- Born: 25 May 1956 (age 70) Dordrecht, Netherlands
- Education: Theological University of Apeldoorn
- Occupation: Theologian
- Theological work
- Tradition or movement: Reformed Christianity

= Eric Peels =

Hendrik George Laurens (Eric) Peels (born 25 May 1956) is a Dutch minister, theologian and a former professor of Old Testament.

== Biography ==
At the age of eighteen, Peels left Dordrecht for Apeldoorn to study theology at the then still Theological College. He studied Akkadian at the Free University of Amsterdam. On 10 June 1982, Peels was confirmed as pastor of the Christian Reformed Church in Zoetermeer. From 1987 he was an associate professor of Old Testament subjects. In 1992, Peels obtained his PhD with a dissertation entitled The Vengeance of God. A theme about which he had also written his doctoral thesis. From 1993, Peels was professor of Old Testament subjects. He was active in the combined research group of the Theological University in Kampen and the Theological University in Apeldoorn called Biblical Exegesis and Systematic Theology (BEST). He was an editor of a book of essays on the subject of monsters mentioned in the Bible.

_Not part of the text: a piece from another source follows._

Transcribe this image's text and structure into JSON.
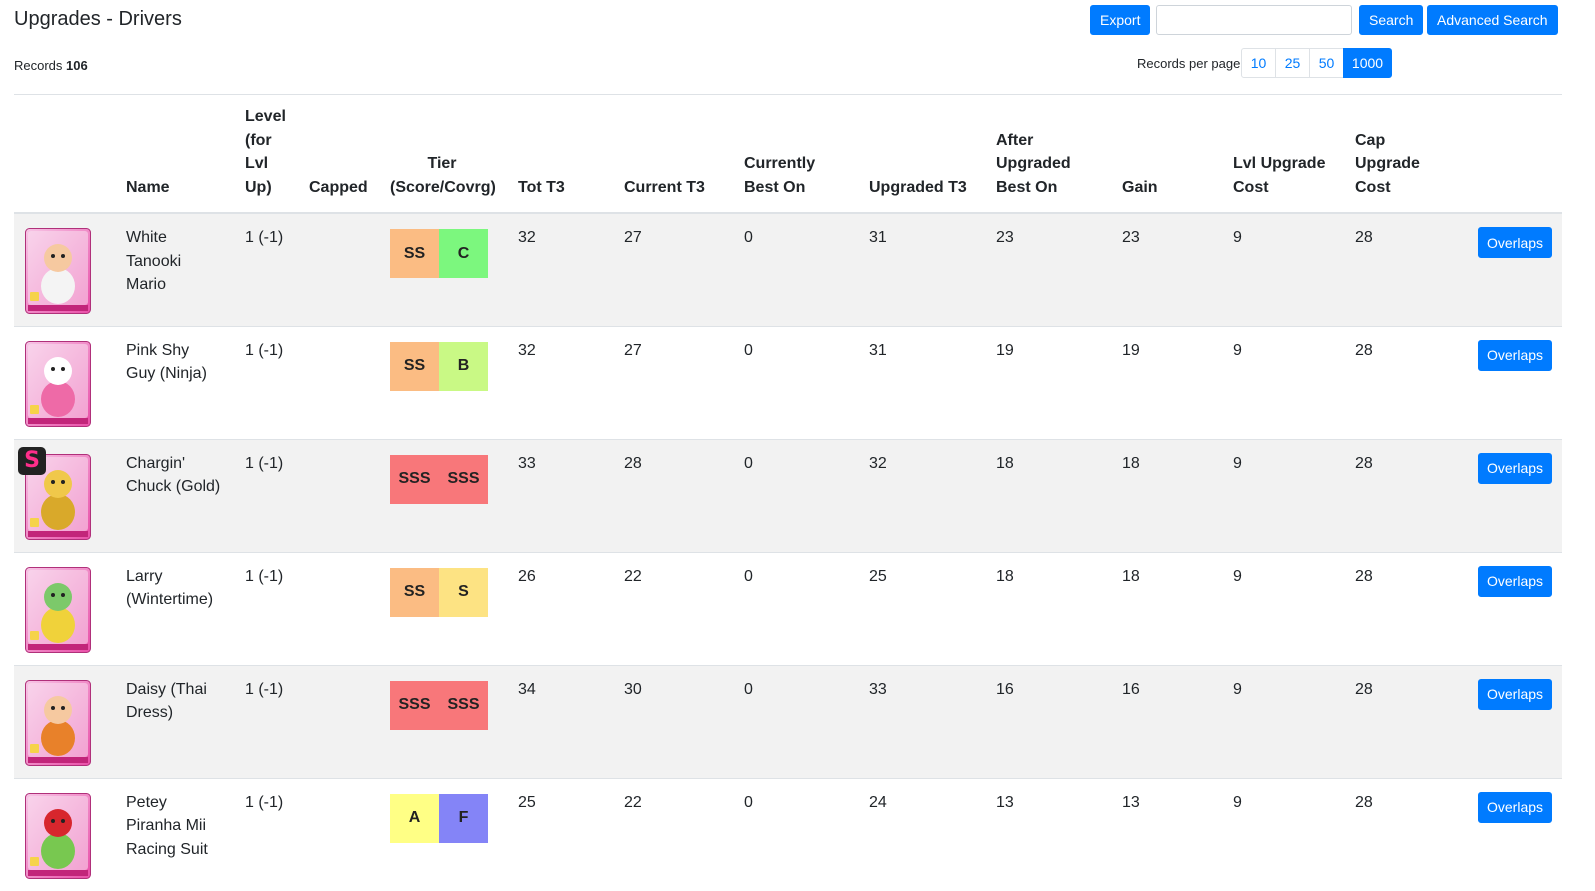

Peels retired on 27 January 2023. His farewell lecture was entitled: Then I am deeply moved...' Our images of God and Jeremiah's image of God'. During the ceremony, Peels was appointed officer in the Order of Orange-Nassau on behalf of the King. 'Vengeance', from the Hebrew word-group נקס in the Old Testament, is demonstrated by Peels to be associated with legitimate authorities instead of blood-vengeance. Synod Chairman Rev. J.G. Schenau called him the teacher of "preferring to listen longer". Because his handling of the Bible can be typified by the alliterative motto: "I'd rather listen longer." By this he means that when reading unruly Bible texts, we should not be too quick to impose a dogmatic or moral grid on the text, but rather listen longer to what it actually says and what it means.

Peels and his wife had four children, including philosopher and theologian Rik Peels.